Iran plays a dangerous game in nuclear talks

Two days after Iran resumed negotiations with world powers to revive the moribund 2015 nuclear deal, news emerged that it had started enriching uranium with advanced centrifuges at its Fordow plant. The revelation was only the latest indication of how far Tehran had expanded its nuclear programme since former President Donald Trump abandoned a crucial accord that had frozen the Islamic Republic’s nuclear ambitions. In response to the reimposition of US sanctions, Iran stopped abiding by its obligations and made significant progress.

Under the historic 2015 deal, Iran could not enrich uranium at all at Fordow. It has not only restarted activity at the plant but is processing the chemical at a purity of 20 per cent, far above the 3.67 per cent level agreed in the accord. At other facilities, enrichment reaches 60 per cent purity, its highest ever level and close to weapons grade. Iran’s breakout time — the time needed to accumulate sufficient highly enriched uranium for one nuclear bomb — is estimated to have fallen from one year when the deal was fully implemented to about one month.

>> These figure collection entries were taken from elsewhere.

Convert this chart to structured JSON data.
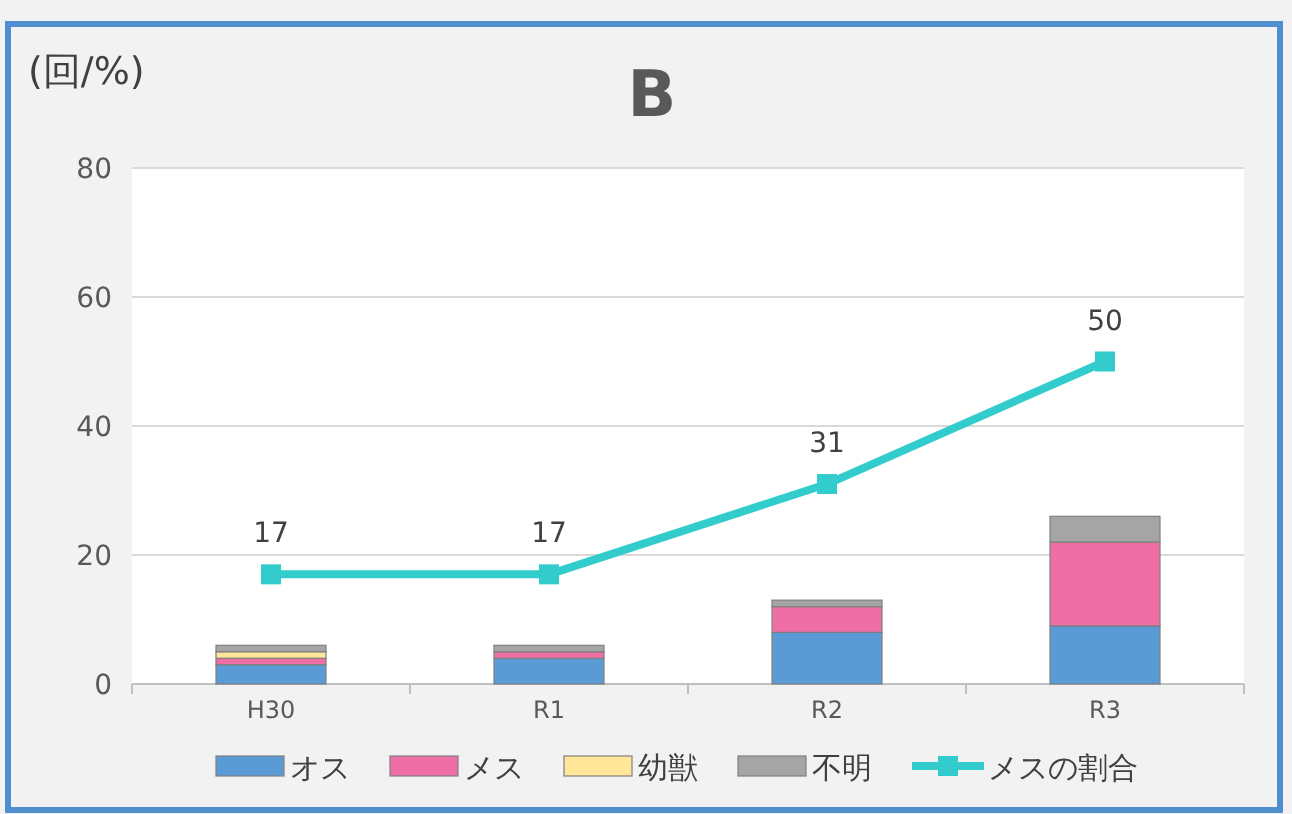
{
  "chart_data": {
    "type": "bar",
    "title": "B",
    "ylabel": "(回/%)",
    "categories": [
      "H30",
      "R1",
      "R2",
      "R3"
    ],
    "stacked": true,
    "series": [
      {
        "name": "オス",
        "color": "#5b9bd5",
        "values": [
          3,
          4,
          8,
          9
        ]
      },
      {
        "name": "メス",
        "color": "#f06ea6",
        "values": [
          1,
          1,
          4,
          13
        ]
      },
      {
        "name": "幼獣",
        "color": "#ffe699",
        "values": [
          1,
          0,
          0,
          0
        ]
      },
      {
        "name": "不明",
        "color": "#a5a5a5",
        "values": [
          1,
          1,
          1,
          4
        ]
      },
      {
        "name": "メスの割合",
        "type": "line",
        "color": "#33cccc",
        "values": [
          17,
          17,
          31,
          50
        ],
        "value_labels": [
          "17",
          "17",
          "31",
          "50"
        ],
        "marker": "square"
      }
    ],
    "ylim": [
      0,
      80
    ],
    "yticks": [
      0,
      20,
      40,
      60,
      80
    ],
    "grid": "y",
    "legend": "bottom"
  }
}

All this underscores why diplomatic efforts to save the accord have reached a critical juncture. President Joe Biden entered office pledging to rejoin the agreement and remove many sanctions if Iran returned to full compliance. But nearly a year on, western patience with Tehran is wearing thin amid concerns about its atomic advances. It is time for Iran to recommit to stop its nuclear march and stick once more to the agreement.

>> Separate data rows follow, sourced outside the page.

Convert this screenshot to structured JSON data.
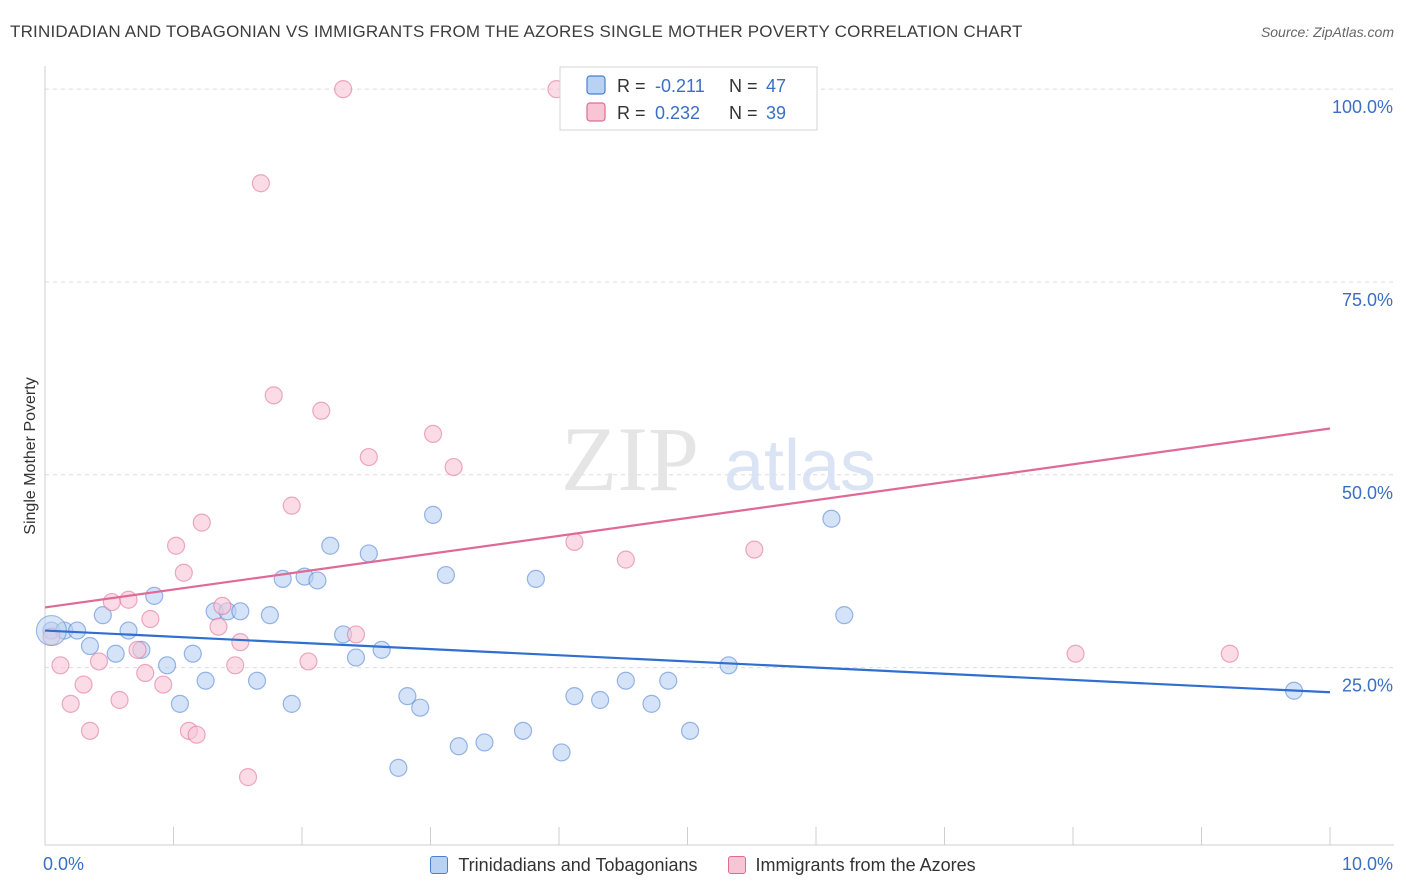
{
  "chart_data": {
    "type": "scatter",
    "title": "TRINIDADIAN AND TOBAGONIAN VS IMMIGRANTS FROM THE AZORES SINGLE MOTHER POVERTY CORRELATION CHART",
    "source": "Source: ZipAtlas.com",
    "ylabel": "Single Mother Poverty",
    "xlabel": "",
    "xlim": [
      0,
      10
    ],
    "ylim": [
      2,
      103
    ],
    "x_tick_labels": [
      {
        "value": 0,
        "label": "0.0%"
      },
      {
        "value": 10,
        "label": "10.0%"
      }
    ],
    "y_tick_labels": [
      {
        "value": 25,
        "label": "25.0%"
      },
      {
        "value": 50,
        "label": "50.0%"
      },
      {
        "value": 75,
        "label": "75.0%"
      },
      {
        "value": 100,
        "label": "100.0%"
      }
    ],
    "grid": true,
    "legend_position": "top-center",
    "watermark": "ZIPatlas",
    "series": [
      {
        "name": "Trinidadians and Tobagonians",
        "color": "#4a7fd1",
        "fill": "#b9d1f3",
        "r_label": "R =",
        "r_value": "-0.211",
        "n_label": "N =",
        "n_value": "47",
        "trend": {
          "x0": 0,
          "y0": 29.8,
          "x1": 10,
          "y1": 21.8
        },
        "points": [
          [
            0.05,
            29.8
          ],
          [
            0.15,
            29.8
          ],
          [
            0.25,
            29.8
          ],
          [
            0.35,
            27.8
          ],
          [
            0.45,
            31.8
          ],
          [
            0.55,
            26.8
          ],
          [
            0.65,
            29.8
          ],
          [
            0.75,
            27.3
          ],
          [
            0.85,
            34.3
          ],
          [
            0.95,
            25.3
          ],
          [
            1.05,
            20.3
          ],
          [
            1.15,
            26.8
          ],
          [
            1.25,
            23.3
          ],
          [
            1.32,
            32.3
          ],
          [
            1.42,
            32.3
          ],
          [
            1.52,
            32.3
          ],
          [
            1.65,
            23.3
          ],
          [
            1.75,
            31.8
          ],
          [
            1.85,
            36.5
          ],
          [
            1.92,
            20.3
          ],
          [
            2.02,
            36.8
          ],
          [
            2.12,
            36.3
          ],
          [
            2.22,
            40.8
          ],
          [
            2.32,
            29.3
          ],
          [
            2.42,
            26.3
          ],
          [
            2.52,
            39.8
          ],
          [
            2.62,
            27.3
          ],
          [
            2.75,
            12.0
          ],
          [
            2.82,
            21.3
          ],
          [
            2.92,
            19.8
          ],
          [
            3.02,
            44.8
          ],
          [
            3.12,
            37.0
          ],
          [
            3.22,
            14.8
          ],
          [
            3.42,
            15.3
          ],
          [
            3.72,
            16.8
          ],
          [
            3.82,
            36.5
          ],
          [
            4.02,
            14.0
          ],
          [
            4.12,
            21.3
          ],
          [
            4.32,
            20.8
          ],
          [
            4.52,
            23.3
          ],
          [
            4.72,
            20.3
          ],
          [
            4.85,
            23.3
          ],
          [
            5.02,
            16.8
          ],
          [
            5.32,
            25.3
          ],
          [
            6.12,
            44.3
          ],
          [
            6.22,
            31.8
          ],
          [
            9.72,
            22.0
          ]
        ]
      },
      {
        "name": "Immigrants from the Azores",
        "color": "#e06a96",
        "fill": "#f8c5d5",
        "r_label": "R =",
        "r_value": "0.232",
        "n_label": "N =",
        "n_value": "39",
        "trend": {
          "x0": 0,
          "y0": 32.8,
          "x1": 10,
          "y1": 56.0
        },
        "points": [
          [
            0.05,
            29.0
          ],
          [
            0.12,
            25.3
          ],
          [
            0.2,
            20.3
          ],
          [
            0.3,
            22.8
          ],
          [
            0.35,
            16.8
          ],
          [
            0.42,
            25.8
          ],
          [
            0.52,
            33.5
          ],
          [
            0.58,
            20.8
          ],
          [
            0.65,
            33.8
          ],
          [
            0.72,
            27.3
          ],
          [
            0.78,
            24.3
          ],
          [
            0.82,
            31.3
          ],
          [
            0.92,
            22.8
          ],
          [
            1.02,
            40.8
          ],
          [
            1.08,
            37.3
          ],
          [
            1.12,
            16.8
          ],
          [
            1.18,
            16.3
          ],
          [
            1.22,
            43.8
          ],
          [
            1.35,
            30.3
          ],
          [
            1.38,
            33.0
          ],
          [
            1.48,
            25.3
          ],
          [
            1.52,
            28.3
          ],
          [
            1.58,
            10.8
          ],
          [
            1.68,
            87.8
          ],
          [
            1.78,
            60.3
          ],
          [
            1.92,
            46.0
          ],
          [
            2.05,
            25.8
          ],
          [
            2.15,
            58.3
          ],
          [
            2.32,
            100.0
          ],
          [
            2.42,
            29.3
          ],
          [
            2.52,
            52.3
          ],
          [
            3.02,
            55.3
          ],
          [
            3.18,
            51.0
          ],
          [
            3.98,
            100.0
          ],
          [
            4.12,
            41.3
          ],
          [
            4.52,
            39.0
          ],
          [
            5.52,
            40.3
          ],
          [
            8.02,
            26.8
          ],
          [
            9.22,
            26.8
          ]
        ]
      }
    ]
  }
}
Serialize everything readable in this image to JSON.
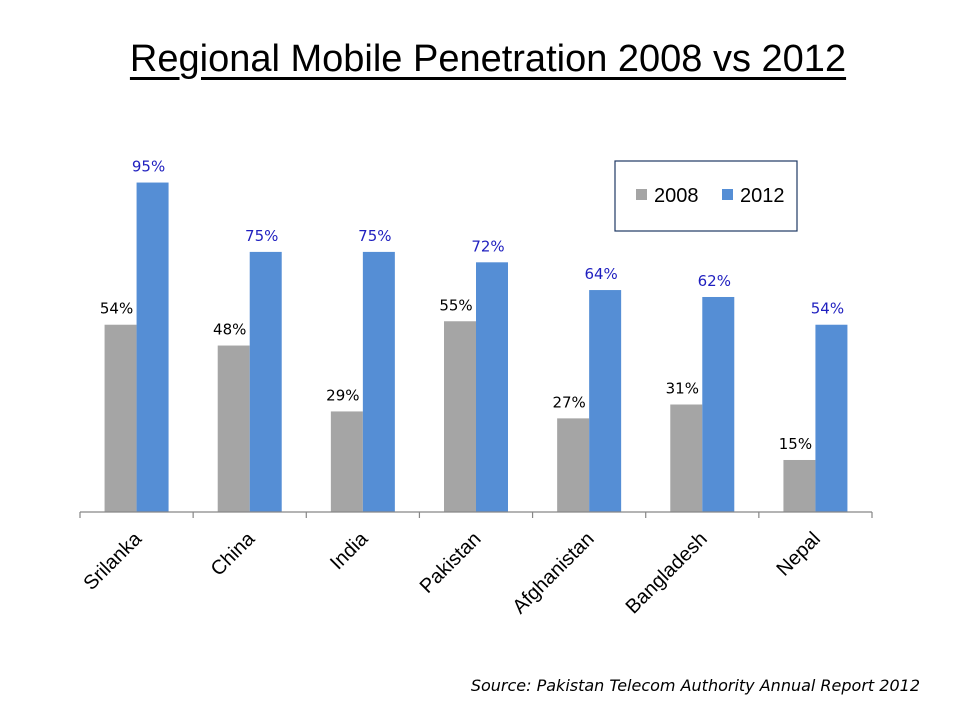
{
  "title": "Regional Mobile Penetration 2008 vs 2012",
  "source": "Source: Pakistan Telecom Authority Annual Report 2012",
  "chart_data": {
    "type": "bar",
    "categories": [
      "Srilanka",
      "China",
      "India",
      "Pakistan",
      "Afghanistan",
      "Bangladesh",
      "Nepal"
    ],
    "series": [
      {
        "name": "2008",
        "color": "#a5a5a5",
        "label_color": "#000000",
        "values": [
          54,
          48,
          29,
          55,
          27,
          31,
          15
        ],
        "labels": [
          "54%",
          "48%",
          "29%",
          "55%",
          "27%",
          "31%",
          "15%"
        ]
      },
      {
        "name": "2012",
        "color": "#558ed5",
        "label_color": "#1f1fbf",
        "values": [
          95,
          75,
          75,
          72,
          64,
          62,
          54
        ],
        "labels": [
          "95%",
          "75%",
          "75%",
          "72%",
          "64%",
          "62%",
          "54%"
        ]
      }
    ],
    "ylim": [
      0,
      100
    ],
    "grid": false,
    "legend": "top-right"
  }
}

The talks between Iran and world powers resumed after a five-month hiatus following the election of President Ebrahim Raisi, a conservative protégé of Ayatollah Ali Khamenei, the supreme leader. A more hardline and less experienced negotiating team has replaced the one that made some progress in the first half of the year under a more moderate administration. Unlike Raisi, former president Hassan Rouhani was a staunch supporter of a deal and was looking to revive it.

So far, Raisi’s government is sticking to maximalist positions, notably demanding a guarantee that no US administration would be able to unilaterally withdraw from the accord in the future and that all sanctions, not just those imposed by Trump, are lifted before Iran begins to reverse its nuclear gains. Tehran’s desire for a guarantee may be understandable following Trump’s reckless attempt to destroy an international agreement that Iran was complying with. But Iranian officials surely know that it would be impossible for any US president to deliver, just as they would be naive to expect sanctions to be removed without reciprocal movement on the nuclear programme.

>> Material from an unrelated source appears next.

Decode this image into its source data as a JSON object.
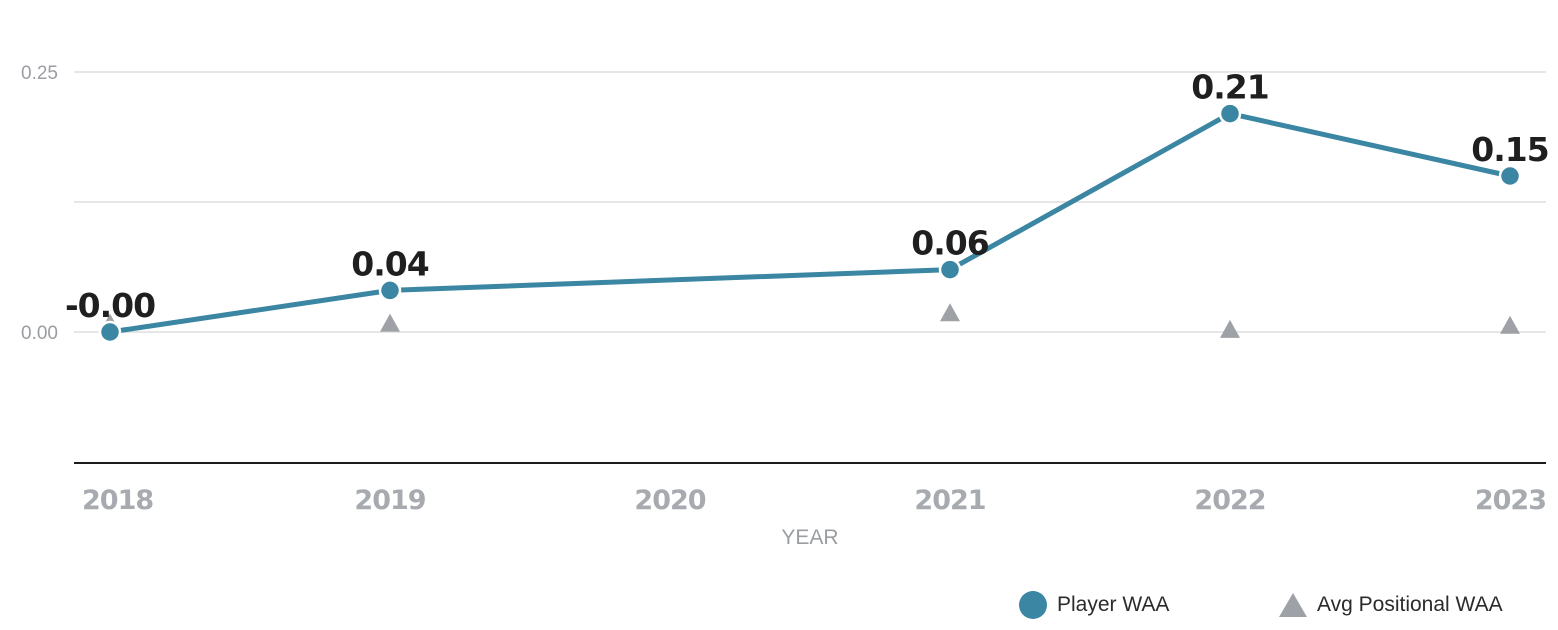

The hope is that Iran, which still denies that it wants a nuclear weapon, is raising the stakes to strengthen its position at the negotiating table but will display a more realistic attitude. It should not wait too long: the timeframe for diplomacy narrows with every nuclear expansion.

The US still has some cards to play. Washington may not be able to offer Iran the guarantees it seeks, but there is scope to provide assurances on economic benefits that would accrue from reversing nuclear progress. This could include licences to companies to trade in certain Iranian sectors and commitments to unfreeze overseas oil funds.

The 2015 deal was by no means perfect. But it remains the most achievable way of curbing Iran’s nuclear ambitions and preventing an arms race in the Middle East. Now that the US is eager to return to its commitment, Iran should be willing to do the same.